Contribution long abstract:
In this paper, I talk about two different methodological challenges I faced during my research about individual life stories of international ethnographers who worked in Turkey in the 1960s and 70s. First, the project inevitably requires a creative process of archive-making since the available archives hardly permit one to go beyond the institutional logic of the collections. The usual archival research must be combined with detective work to reach family members, field informants, personal letters, and photo albums. The new body of material defies the noble look and consistent harmony of an official archive as this montage would likely put side-by-side a juicy and nostalgic Facebook post with a secret report to the Secretary of State. Second, the creative process is not limited only to collecting different types of traces (like memories) related to the past. Conceptually more challenging is to resist the seduction of flashy events and to crack the window of historical ethnography open to possibilities, failures, and hope. The dominant narratives of the long 1968 and its repercussions in American academy tend to picture black-and-white characters who are either collaborators or resisters, either conservatives or liberals. In this paper, I would like to discuss the methodological challenges of dealing with people in the middle, who could not easily give up their Cold War sensibilities even though they embraced the critical look of the ‘60s. The resulting anxiety dodges even the unofficial sources, let alone the usual archives.
Contribution short abstract:
This paper addresses the importance of cultural archives of resistance and oppression in understanding the conditions of the possibility of fearless and hopeful struggle and the radical refusal to be docile and complicit despite the likelihood of heavy punishments.
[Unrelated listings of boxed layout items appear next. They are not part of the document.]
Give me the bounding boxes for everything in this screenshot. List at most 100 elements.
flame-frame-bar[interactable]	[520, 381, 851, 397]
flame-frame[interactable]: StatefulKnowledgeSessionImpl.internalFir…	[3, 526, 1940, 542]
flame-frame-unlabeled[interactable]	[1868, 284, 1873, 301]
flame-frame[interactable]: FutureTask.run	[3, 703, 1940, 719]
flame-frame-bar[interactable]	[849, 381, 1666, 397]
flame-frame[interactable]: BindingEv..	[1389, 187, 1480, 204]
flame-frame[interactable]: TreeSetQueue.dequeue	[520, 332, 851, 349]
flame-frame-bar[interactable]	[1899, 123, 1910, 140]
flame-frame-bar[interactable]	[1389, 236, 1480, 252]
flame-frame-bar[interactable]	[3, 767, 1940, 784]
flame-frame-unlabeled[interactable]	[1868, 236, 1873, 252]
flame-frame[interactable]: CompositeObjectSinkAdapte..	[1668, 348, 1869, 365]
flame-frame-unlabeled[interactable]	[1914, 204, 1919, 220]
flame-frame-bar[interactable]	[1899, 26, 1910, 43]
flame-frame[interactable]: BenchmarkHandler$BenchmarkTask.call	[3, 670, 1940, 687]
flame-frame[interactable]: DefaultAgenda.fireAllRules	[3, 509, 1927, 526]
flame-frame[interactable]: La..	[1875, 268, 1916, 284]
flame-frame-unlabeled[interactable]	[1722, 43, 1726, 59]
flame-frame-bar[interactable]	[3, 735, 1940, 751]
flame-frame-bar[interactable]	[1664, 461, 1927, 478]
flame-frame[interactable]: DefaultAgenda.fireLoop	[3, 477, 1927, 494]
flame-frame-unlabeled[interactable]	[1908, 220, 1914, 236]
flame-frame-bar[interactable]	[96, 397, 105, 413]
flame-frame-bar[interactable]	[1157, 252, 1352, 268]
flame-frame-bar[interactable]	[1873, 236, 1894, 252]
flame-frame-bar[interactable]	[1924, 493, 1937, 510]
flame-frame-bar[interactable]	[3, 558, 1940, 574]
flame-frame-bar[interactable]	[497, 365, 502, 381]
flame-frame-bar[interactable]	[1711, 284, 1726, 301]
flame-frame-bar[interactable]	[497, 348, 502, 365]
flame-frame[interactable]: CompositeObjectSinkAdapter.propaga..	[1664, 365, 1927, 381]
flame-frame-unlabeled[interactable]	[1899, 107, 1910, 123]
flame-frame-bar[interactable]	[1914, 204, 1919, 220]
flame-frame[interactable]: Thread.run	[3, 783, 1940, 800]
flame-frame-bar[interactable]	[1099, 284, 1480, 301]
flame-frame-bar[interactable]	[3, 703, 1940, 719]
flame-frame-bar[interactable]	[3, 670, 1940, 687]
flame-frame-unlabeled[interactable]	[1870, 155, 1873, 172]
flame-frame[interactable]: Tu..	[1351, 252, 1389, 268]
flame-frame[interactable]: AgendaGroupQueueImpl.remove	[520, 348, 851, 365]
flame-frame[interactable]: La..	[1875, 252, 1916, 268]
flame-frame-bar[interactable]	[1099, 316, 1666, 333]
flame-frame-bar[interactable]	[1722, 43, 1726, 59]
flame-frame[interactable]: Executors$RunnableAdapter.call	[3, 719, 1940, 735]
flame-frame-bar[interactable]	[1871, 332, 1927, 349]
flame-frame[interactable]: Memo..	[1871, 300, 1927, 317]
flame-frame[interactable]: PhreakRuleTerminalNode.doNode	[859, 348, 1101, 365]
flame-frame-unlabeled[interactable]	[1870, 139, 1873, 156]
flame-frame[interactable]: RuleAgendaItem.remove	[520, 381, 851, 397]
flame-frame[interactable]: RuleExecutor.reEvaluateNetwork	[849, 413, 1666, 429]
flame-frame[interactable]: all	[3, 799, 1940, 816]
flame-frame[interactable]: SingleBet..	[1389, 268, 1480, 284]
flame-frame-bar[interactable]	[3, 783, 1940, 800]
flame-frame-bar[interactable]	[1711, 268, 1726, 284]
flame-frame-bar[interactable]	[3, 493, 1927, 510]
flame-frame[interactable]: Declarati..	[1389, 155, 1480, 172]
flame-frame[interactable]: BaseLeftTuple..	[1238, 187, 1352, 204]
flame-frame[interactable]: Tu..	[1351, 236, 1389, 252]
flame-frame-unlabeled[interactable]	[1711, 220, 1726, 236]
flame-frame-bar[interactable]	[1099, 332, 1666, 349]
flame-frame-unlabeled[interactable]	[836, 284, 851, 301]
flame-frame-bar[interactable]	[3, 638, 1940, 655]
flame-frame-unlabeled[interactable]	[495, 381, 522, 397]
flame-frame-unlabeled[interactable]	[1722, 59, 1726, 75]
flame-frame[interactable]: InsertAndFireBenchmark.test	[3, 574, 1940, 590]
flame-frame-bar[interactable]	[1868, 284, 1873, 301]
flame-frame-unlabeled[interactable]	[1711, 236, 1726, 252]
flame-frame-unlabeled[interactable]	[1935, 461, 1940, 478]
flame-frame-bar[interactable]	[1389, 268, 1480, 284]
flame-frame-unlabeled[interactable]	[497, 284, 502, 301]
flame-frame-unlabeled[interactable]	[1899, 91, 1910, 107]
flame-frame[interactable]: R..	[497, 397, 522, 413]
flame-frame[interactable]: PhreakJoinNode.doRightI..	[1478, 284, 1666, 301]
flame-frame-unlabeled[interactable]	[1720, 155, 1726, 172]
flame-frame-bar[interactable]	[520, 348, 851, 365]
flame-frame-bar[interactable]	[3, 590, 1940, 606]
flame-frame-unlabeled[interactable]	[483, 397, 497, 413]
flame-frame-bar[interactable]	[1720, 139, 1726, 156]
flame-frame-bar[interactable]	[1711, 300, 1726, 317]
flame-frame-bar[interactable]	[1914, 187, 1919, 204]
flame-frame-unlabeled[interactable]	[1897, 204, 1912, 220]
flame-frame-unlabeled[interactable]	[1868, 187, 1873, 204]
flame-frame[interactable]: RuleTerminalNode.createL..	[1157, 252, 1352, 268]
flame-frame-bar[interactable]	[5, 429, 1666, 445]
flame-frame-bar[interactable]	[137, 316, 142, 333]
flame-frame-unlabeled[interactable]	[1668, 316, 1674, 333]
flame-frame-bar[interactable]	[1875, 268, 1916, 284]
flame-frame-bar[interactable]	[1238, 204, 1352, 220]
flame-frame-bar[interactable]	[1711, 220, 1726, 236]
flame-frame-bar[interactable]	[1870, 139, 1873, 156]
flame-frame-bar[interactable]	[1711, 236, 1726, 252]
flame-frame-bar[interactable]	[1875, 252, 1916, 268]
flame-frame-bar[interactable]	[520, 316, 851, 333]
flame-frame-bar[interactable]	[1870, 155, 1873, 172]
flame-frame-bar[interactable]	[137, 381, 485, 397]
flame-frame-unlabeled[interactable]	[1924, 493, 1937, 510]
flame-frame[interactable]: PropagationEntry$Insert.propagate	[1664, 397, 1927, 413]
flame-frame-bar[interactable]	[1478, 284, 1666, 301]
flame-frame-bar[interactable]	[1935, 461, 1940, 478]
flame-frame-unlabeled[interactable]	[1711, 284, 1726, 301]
Contribution long abstract:
This paper addresses the importance of cultural archives of resistance and oppression in understanding the conditions of the possibility of fearlessness and the radical refusal to be docile and complicit despite the likelihood of heavy punishments. Drawing on the experiences of the racialized Kurdish and Turkish Alevi working classes in Turkey, I propose that state violence does not always manage to push resistance off the stage into Scottian forms of covert resistance. To understand how certain individuals and/or populations continue to act out against punitive security states and hope to transform oppressive social structures despite the potentially grave consequences, I suggest we take into consideration the invigorating power of the past resistance as well as oppression. While anthropological studies on hauntings mainly focus on histories of violence and injustice, the history of the oppressed is not only marked by oppression but also resistance. I suggest by taking into account what I call inspirational hauntings-- the hauntings of past resistance and rebellious and defiant subjects who seep into the present and serve as encouraging and emboldening political and ethical resources-- along with hauntings of oppression can we understand how the questions related to ethics and justice that are raised by hauntings are translated into active, undisguised, subaltern resistance.